Değişen yaşam koşulları birçok kolaylığın yanı sıra yeni sorunları getirdi. Rekabet ortamı, teknolojinin ilerlemesi, her anlamda artan hız, kariyer yapmak isteyenlerin daha çok çalışmasına, iş alanında daha çok zaman harcamasına neden oluyor. Bu durumdan en çok etkilenen ise aile hayatı gibi görünüyor. Evliliklerde artan sorunlar, çocukların anne ya da babaları tarafından yeterince sağlıklı büyütülemediği endişeleri, iş ve aile arasında çatışma olarak algılanıyor.

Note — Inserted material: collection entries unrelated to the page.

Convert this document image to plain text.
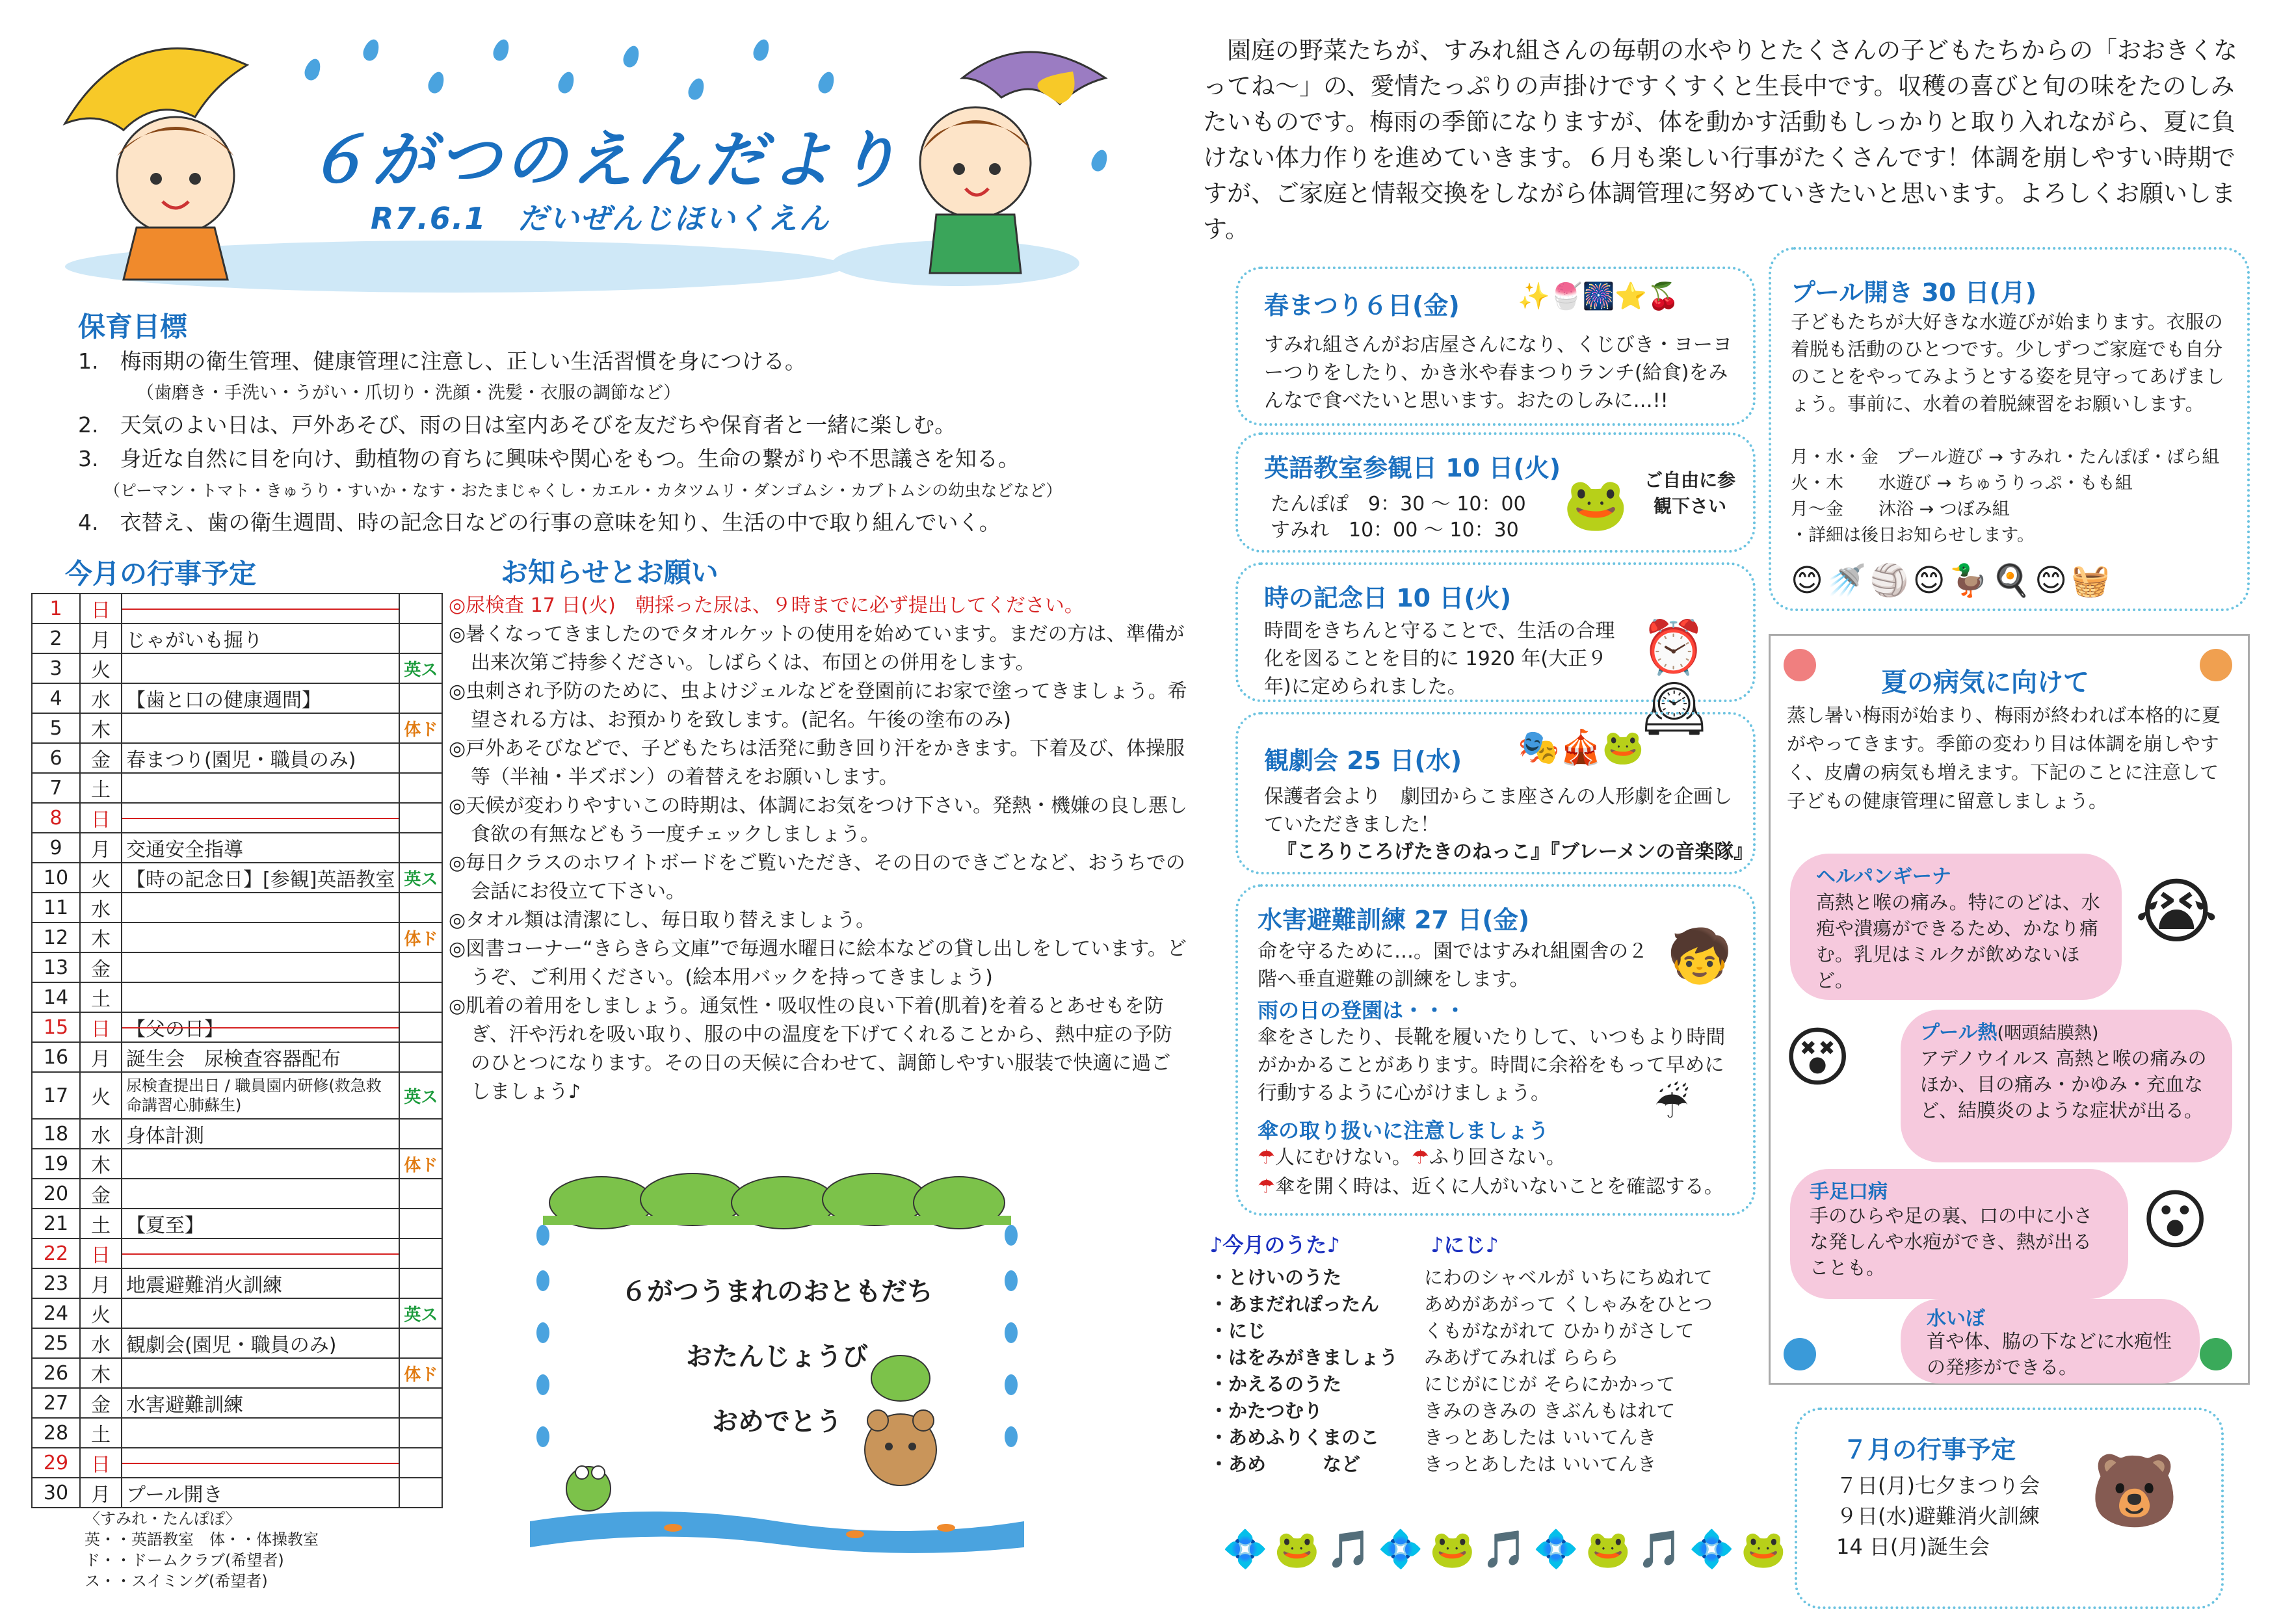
６がつのえんだより
R7.6.1　だいぜんじほいくえん
保育目標
1.　梅雨期の衛生管理、健康管理に注意し、正しい生活習慣を身につける。
（歯磨き・手洗い・うがい・爪切り・洗顔・洗髪・衣服の調節など）
2.　天気のよい日は、戸外あそび、雨の日は室内あそびを友だちや保育者と一緒に楽しむ。
3.　身近な自然に目を向け、動植物の育ちに興味や関心をもつ。生命の繋がりや不思議さを知る。
（ピーマン・トマト・きゅうり・すいか・なす・おたまじゃくし・カエル・カタツムリ・ダンゴムシ・カブトムシの幼虫などなど）
4.　衣替え、歯の衛生週間、時の記念日などの行事の意味を知り、生活の中で取り組んでいく。
今月の行事予定
1	日		
2	月	じゃがいも掘り	
3	火		英ス
4	水	【歯と口の健康週間】	
5	木		体ド
6	金	春まつり(園児・職員のみ)	
7	土		
8	日		
9	月	交通安全指導	
10	火	【時の記念日】[参観]英語教室	英ス
11	水		
12	木		体ド
13	金		
14	土		
15	日	【父の日】	
16	月	誕生会　尿検査容器配布	
17	火	尿検査提出日 / 職員園内研修(救急救命講習心肺蘇生)	英ス
18	水	身体計測	
19	木		体ド
20	金		
21	土	【夏至】	
22	日		
23	月	地震避難消火訓練	
24	火		英ス
25	水	観劇会(園児・職員のみ)	
26	木		体ド
27	金	水害避難訓練	
28	土		
29	日		
30	月	プール開き	
〈すみれ・たんぽぽ〉
英・・英語教室　体・・体操教室
ド・・ドームクラブ(希望者)
ス・・スイミング(希望者)
お知らせとお願い

◎尿検査 17 日(火)　朝採った尿は、９時までに必ず提出してください。

◎暑くなってきましたのでタオルケットの使用を始めています。まだの方は、準備が出来次第ご持参ください。しばらくは、布団との併用をします。

◎虫刺され予防のために、虫よけジェルなどを登園前にお家で塗ってきましょう。希望される方は、お預かりを致します。(記名。午後の塗布のみ)

◎戸外あそびなどで、子どもたちは活発に動き回り汗をかきます。下着及び、体操服等（半袖・半ズボン）の着替えをお願いします。

◎天候が変わりやすいこの時期は、体調にお気をつけ下さい。発熱・機嫌の良し悪し食欲の有無などもう一度チェックしましょう。

◎毎日クラスのホワイトボードをご覧いただき、その日のできごとなど、おうちでの会話にお役立て下さい。

◎タオル類は清潔にし、毎日取り替えましょう。

◎図書コーナー“きらきら文庫”で毎週水曜日に絵本などの貸し出しをしています。どうぞ、ご利用ください。(絵本用バックを持ってきましょう)

◎肌着の着用をしましょう。通気性・吸収性の良い下着(肌着)を着るとあせもを防ぎ、汗や汚れを吸い取り、服の中の温度を下げてくれることから、熱中症の予防のひとつになります。その日の天候に合わせて、調節しやすい服装で快適に過ごしましょう♪

６がつうまれのおともだち
おたんじょうび
おめでとう
　園庭の野菜たちが、すみれ組さんの毎朝の水やりとたくさんの子どもたちからの「おおきくなってね〜」の、愛情たっぷりの声掛けですくすくと生長中です。収穫の喜びと旬の味をたのしみたいものです。梅雨の季節になりますが、体を動かす活動もしっかりと取り入れながら、夏に負けない体力作りを進めていきます。６月も楽しい行事がたくさんです！体調を崩しやすい時期ですが、ご家庭と情報交換をしながら体調管理に努めていきたいと思います。よろしくお願いします。
春まつり６日(金) ✨🍧🎆⭐🍒
すみれ組さんがお店屋さんになり、くじびき・ヨーヨーつりをしたり、かき氷や春まつりランチ(給食)をみんなで食べたいと思います。おたのしみに…!!
英語教室参観日 10 日(火)
たんぽぽ　9：30 〜 10：00
すみれ　10：00 〜 10：30 🐸 ご自由に参観下さい
時の記念日 10 日(火)
時間をきちんと守ることで、生活の合理化を図ることを目的に 1920 年(大正９年)に定められました。
⏰🕰
観劇会 25 日(水) 🎭🎪🐸
保護者会より　劇団からこま座さんの人形劇を企画していただきました！
『ころりころげたきのねっこ』『ブレーメンの音楽隊』
水害避難訓練 27 日(金)
命を守るために…。園ではすみれ組園舎の２階へ垂直避難の訓練をします。	🧒
雨の日の登園は・・・
傘をさしたり、長靴を履いたりして、いつもより時間がかかることがあります。時間に余裕をもって早めに行動するように心がけましょう。
傘の取り扱いに注意しましょう
☔
☂人にむけない。☂ふり回さない。
☂傘を開く時は、近くに人がいないことを確認する。
プール開き 30 日(月)
子どもたちが大好きな水遊びが始まります。衣服の着脱も活動のひとつです。少しずつご家庭でも自分のことをやってみようとする姿を見守ってあげましょう。事前に、水着の着脱練習をお願いします。
月・水・金　プール遊び → すみれ・たんぽぽ・ばら組
火・木　　水遊び → ちゅうりっぷ・もも組
月〜金　　沐浴 → つぼみ組
・詳細は後日お知らせします。
😊🚿🏐😊🦆🍳😊🧺
夏の病気に向けて
蒸し暑い梅雨が始まり、梅雨が終われば本格的に夏がやってきます。季節の変わり目は体調を崩しやすく、皮膚の病気も増えます。下記のことに注意して子どもの健康管理に留意しましょう。
ヘルパンギーナ
高熱と喉の痛み。特にのどは、水疱や潰瘍ができるため、かなり痛む。乳児はミルクが飲めないほど。
😭
😵	プール熱(咽頭結膜熱)
アデノウイルス 高熱と喉の痛みのほか、目の痛み・かゆみ・充血など、結膜炎のような症状が出る。
手足口病
手のひらや足の裏、口の中に小さな発しんや水疱ができ、熱が出ることも。
😮
水いぼ
首や体、脇の下などに水疱性の発疹ができる。
♪今月のうた♪
・とけいのうた
・あまだれぽったん
・にじ
・はをみがきましょう
・かえるのうた
・かたつむり
・あめふりくまのこ
・あめ　　　など
♪にじ♪
にわのシャベルが いちにちぬれて
あめがあがって くしゃみをひとつ
くもがながれて ひかりがさして
みあげてみれば ららら
にじがにじが そらにかかって
きみのきみの きぶんもはれて
きっとあしたは いいてんき
きっとあしたは いいてんき
💠🐸🎵💠🐸🎵💠🐸🎵💠🐸
７月の行事予定
７日(月)七夕まつり会
９日(水)避難消火訓練
14 日(月)誕生会
🐻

Gelişimin ilk dönemlerinde bebeğin anneye olan ihtiyacı anneyi bir seçim yapmaya zorlar. Evi seçen anne ilk zamanlar bebekle mutlu olsa da, bebek büyüdükçe başka bir ikilem yaşamaya başlar. Ya bağımsızlığını kazanan bebeğin ardından yalnız ve kendini işe yaramaz hisseden bir anne, ya da bunun yerine bebeğine bir türlü bağımsızlığını vermeyen, ona adeta yapışan anne.
İşi seçen anne ise başka sıkıntıya girer.
BAKICI SORUNLARI
Bir yandan bulmanın zor olduğu bakıcı sorunlarıyla boğuşmak ve devamlı bebeğe ilişkin endişeler, diğer yandan herkesin şanslı sayacağı bir durum olan bebeğe bakacak bir aile büyüğü bulmak ve anneliği anneanne ya da babaanneye kaptırmak. Ayrıca bebeğini evde bıraktığı, onun yanında olamadığı için o zamana değin öğretilenler doğrultusundaki suçluluk duygusu, çevresi, özellikle de büyükler tarafından abartılarak körüklenir.
Bu çıkmazlar içindeki çalışan anne kendince yeni çözümler üretmekte ve bu çözümleri akla uydurmakta, kendini ikna etmeye çalışmaktadır. Bunlardan biri, uygunsa çocuğu işe taşımak, gece gezmelerinde kısaca her yerde onu da almaktır. Oysa bunların çoğu çocuklar için konforlu ve doğru olmayabilir.
Bir başka söylem 'kaliteli zaman'dır. Kaliteli zaman gerçekte çocuğun ihtiyacı olan zamanı, onun zevk alacağı ve gelişeceği aktivitelerle birlikte paylaşmaktır. Alışveriş yapmak, devamlı gezdirmek, her istediğini yapmak değildir.
KALİTELİ ZAMAN
Çocuklar bencildir. Bu nedenle isteklerinin olmasını, hemen olmasını isterler. Onları dengelemek, sınırları koymak erişkinlerin görevidir. Erişkinlerin bu konudaki zayıflıklarını fark ettiklerinde ise sınırları zorlarlar. Evet, çocukların annelerine ihtiyaçları var. Ama bu süre en azından birçok açıdan tüm ömrü kapsamıyor.
Onunla olunan zamanları gerçekten ona ayırmak, kendi başarması gerekenleri onun yerine yapmak yerine öğretmek ve cesaretlendirmek, onu dinlemek, oynamak yeterli. Bunu yapmak için tüm gün ve gece gerekmez. Zamanı iyi planlayan bir anne bunu başarabilir.
Zaman doğru planlanabilen ve kullanılabilen bir kavramdır. Öncelikleri saptamak, gerekli olan süreleri ayarlamak, iş kadar aile ve çocuk gelişimi konusunda da bilgi sahibi olmak sorunun çözümünü kolaylaştırır. Bunları yapmak için bir karar vermemiz gerekir. Çok başarılı, kendine güvenli, kimseye ihtiyaç duymayan ama aynı oranda yalnız bir insan mı olmak istiyoruz? Yoksa tercihimizi çok başarılı, başarısını ailesiyle paylaşan, ilerde yaptığı işler kadar yetiştirdiği çocukların sağlıklı, başarılı olmasıyla da ses getiren bir kişi mi? Bu durumda mutlu bir evlilik ve bu mutluluğun bize getirdiği tüm olumlu ruhsal gelişimler unutulmamalıdır. Yani aslında iş, aile ve çocuk arasındaki dengeyi kurarak başarılı olmak, bencilce kendimize yaptığımız ve cömertçe geri dönüşümü olan bir yatırımdır.